颅内压联合脑组织氧分压监测在颅脑外伤治疗中的作用

艾散·色依提1,2,张开元2,邹志浩2*

1新疆医科大学研究生院,新疆 乌鲁木齐

2新疆军区总医院神经外科,新疆 乌鲁木齐

收稿日期:2023年3月7日;录用日期:2023年4月1日;发布日期:2023年4月11日

摘要

颅脑损伤是临床上常见的急症之一,主要由外界暴力伤害所致,比如高空坠落、交通事故、异物严重撞击等,其致残率和致死率均较高,且易处于脑组织缺血缺氧状态,发生低氧血症、低血压症,对患者的日常生活带来极大的不良影响,对家庭和社会也带来重大负担。颅内压(Intracranial pressure, ICP)和脑组织氧分压(partial pressure of brain tissue oxygen, PbtO2)监测并管理显著降低了颅脑损伤患者的死亡率。ICP作为反应颅内顺应性指标的概念,是对几个世纪前Monroe和Kellie提出的学说,与标准颅内压指导治疗相比,ICP联合PbtO2监测指导治疗相结合被认为可以改善创伤性脑损伤(Traumatic brain injury, TBI)患者的预后。本文将对ICP联合PbtO2监测对TBI患者治疗中的临床意义和前景进行综述。

关键词

创伤性脑损伤,颅内压监测,脑组织氧分压,脑氧监测

The Role of Intracranial Pressure Combined with Brain Tissue Oxygen Partial Pressure Monitoring in the Treatment of Traumatic Brain Injury

Aisan Seyiti1,2, Kaiyuan Zhang2, Zhihao Zou2*

1Graduate School of Xinjiang Medical University, Urumqi Xinjiang

2Department of Neurosurgery, General Hospital of Xinjiang Military Region, Urumqi Xinjiang

Received: Mar. 7th, 2023; accepted: Apr. 1st, 2023; published: Apr. 11th, 2023

ABSTRACT

Brain injury is one of the common clinical emergencies, mainly caused by external violent injuries, such as falling from high altitude, traffic accidents, severe impact of foreign objects, etc. It has high disability rate and high fatality rate. In hypoxic state, hypoxemia and hypotension occur, which have a great adverse effect on the daily life of the patient, and also bring a heavy burden to the family and society.

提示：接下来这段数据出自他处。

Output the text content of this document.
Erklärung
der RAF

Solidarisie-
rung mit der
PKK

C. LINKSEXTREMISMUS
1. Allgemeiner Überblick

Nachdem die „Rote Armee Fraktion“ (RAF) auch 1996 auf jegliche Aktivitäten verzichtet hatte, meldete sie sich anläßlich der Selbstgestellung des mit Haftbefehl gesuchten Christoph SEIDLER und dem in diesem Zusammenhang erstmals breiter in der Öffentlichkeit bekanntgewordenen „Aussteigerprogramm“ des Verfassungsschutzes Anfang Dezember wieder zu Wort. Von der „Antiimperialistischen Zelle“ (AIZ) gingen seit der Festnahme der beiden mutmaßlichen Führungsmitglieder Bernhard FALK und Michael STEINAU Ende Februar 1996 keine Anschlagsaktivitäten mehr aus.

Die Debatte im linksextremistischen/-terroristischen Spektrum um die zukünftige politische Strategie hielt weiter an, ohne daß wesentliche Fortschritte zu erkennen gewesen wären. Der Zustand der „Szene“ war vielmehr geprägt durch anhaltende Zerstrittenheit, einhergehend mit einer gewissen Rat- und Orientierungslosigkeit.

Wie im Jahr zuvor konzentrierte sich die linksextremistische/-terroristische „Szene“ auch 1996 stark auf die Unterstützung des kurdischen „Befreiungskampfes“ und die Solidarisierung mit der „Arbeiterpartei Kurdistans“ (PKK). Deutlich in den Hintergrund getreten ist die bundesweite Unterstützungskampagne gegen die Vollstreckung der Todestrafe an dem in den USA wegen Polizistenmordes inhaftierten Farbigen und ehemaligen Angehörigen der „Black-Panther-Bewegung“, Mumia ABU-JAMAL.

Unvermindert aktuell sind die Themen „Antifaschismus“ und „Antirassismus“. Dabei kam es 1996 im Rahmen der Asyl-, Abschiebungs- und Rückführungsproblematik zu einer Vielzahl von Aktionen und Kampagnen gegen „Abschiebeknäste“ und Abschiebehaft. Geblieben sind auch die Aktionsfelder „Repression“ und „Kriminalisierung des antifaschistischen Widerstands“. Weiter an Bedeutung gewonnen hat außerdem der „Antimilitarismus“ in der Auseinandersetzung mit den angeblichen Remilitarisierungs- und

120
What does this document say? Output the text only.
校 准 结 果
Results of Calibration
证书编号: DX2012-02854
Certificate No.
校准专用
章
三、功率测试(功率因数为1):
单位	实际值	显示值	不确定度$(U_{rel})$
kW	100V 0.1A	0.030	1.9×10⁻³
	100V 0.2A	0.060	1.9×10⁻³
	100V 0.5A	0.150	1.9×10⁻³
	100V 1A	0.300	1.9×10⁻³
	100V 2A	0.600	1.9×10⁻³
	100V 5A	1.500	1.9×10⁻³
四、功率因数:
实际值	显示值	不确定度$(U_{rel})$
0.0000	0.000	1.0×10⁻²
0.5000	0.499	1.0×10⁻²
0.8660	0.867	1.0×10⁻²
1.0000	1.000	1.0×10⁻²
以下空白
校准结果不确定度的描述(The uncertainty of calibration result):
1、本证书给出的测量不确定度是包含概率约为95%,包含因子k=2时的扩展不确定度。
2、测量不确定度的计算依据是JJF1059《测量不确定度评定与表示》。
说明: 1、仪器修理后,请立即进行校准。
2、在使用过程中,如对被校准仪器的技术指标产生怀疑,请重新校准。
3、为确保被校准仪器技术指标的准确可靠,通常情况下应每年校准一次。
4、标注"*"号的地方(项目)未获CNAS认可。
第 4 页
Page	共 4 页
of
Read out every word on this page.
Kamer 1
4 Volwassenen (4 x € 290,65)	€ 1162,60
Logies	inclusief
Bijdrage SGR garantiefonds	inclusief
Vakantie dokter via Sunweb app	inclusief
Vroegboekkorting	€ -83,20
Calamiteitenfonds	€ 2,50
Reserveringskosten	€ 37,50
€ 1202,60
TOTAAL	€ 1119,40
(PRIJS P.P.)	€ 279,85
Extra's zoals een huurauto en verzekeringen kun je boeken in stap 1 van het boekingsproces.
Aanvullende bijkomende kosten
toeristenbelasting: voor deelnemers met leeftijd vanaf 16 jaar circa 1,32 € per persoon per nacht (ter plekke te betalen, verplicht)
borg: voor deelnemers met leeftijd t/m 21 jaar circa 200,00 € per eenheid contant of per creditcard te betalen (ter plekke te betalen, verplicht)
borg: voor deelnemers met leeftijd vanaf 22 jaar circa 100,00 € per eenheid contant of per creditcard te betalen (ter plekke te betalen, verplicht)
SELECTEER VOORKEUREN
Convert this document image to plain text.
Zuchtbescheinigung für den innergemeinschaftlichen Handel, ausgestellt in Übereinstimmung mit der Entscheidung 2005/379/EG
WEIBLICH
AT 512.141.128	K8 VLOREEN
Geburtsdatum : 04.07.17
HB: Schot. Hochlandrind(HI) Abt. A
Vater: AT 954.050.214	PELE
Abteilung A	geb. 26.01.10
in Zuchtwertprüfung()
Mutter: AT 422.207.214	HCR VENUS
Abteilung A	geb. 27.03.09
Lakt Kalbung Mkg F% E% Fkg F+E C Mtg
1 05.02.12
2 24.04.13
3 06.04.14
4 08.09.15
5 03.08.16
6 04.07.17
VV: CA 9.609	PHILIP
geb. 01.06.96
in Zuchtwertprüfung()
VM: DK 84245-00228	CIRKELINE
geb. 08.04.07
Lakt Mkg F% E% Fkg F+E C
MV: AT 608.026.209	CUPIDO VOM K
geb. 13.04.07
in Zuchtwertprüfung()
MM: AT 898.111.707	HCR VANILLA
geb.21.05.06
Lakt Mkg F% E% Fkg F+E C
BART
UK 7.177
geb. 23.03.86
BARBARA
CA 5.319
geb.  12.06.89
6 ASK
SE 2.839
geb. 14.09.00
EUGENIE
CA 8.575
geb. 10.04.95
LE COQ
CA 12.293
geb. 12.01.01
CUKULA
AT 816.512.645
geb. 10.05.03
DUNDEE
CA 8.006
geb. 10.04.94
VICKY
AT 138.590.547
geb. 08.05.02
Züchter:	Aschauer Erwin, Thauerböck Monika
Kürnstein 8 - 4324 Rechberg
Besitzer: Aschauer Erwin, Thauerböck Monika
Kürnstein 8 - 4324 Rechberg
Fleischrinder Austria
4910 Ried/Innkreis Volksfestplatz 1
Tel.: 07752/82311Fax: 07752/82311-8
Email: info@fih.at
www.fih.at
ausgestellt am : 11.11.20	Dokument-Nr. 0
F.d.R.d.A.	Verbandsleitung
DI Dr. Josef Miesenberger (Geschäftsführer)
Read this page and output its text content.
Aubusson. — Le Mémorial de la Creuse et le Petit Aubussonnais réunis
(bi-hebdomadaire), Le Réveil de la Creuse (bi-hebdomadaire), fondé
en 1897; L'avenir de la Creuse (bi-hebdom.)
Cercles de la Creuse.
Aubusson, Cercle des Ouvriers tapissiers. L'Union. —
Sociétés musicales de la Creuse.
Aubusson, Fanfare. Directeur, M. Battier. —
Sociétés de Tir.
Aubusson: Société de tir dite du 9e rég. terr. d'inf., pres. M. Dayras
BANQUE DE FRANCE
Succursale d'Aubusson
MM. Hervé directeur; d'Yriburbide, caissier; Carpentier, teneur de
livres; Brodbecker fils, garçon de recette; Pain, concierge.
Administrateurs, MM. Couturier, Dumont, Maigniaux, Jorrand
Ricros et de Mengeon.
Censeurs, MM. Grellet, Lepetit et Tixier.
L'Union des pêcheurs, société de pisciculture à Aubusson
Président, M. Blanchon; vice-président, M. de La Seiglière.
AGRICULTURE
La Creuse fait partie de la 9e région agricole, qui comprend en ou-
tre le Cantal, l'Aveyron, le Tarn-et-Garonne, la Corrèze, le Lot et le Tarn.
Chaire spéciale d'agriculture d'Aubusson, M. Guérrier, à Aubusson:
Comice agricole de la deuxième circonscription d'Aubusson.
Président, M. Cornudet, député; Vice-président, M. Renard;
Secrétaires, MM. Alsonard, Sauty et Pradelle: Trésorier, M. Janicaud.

Monitoring and management of intracranial pressure Intracranial pressure (ICP) and partial pressure of brain tissue oxygen (PbtO2) can significantly reduce the mortality of patients with traumatic brain injury. The concept of ICP as an indicator of intracranial compliance is based on the theory proposed by Monroe and Kellie centuries ago, and the combination of ICP combined with PbtO2 monitoring-guided therapy is believed to improve traumatic brain injury compared with standard intracranial pressure-guided therapy (Traumatic brain injury, TBI) patients’ prognosis. This article will review the clinical significance and prospects of ICP combined with PbtO2 monitoring in the treatment of TBI patients.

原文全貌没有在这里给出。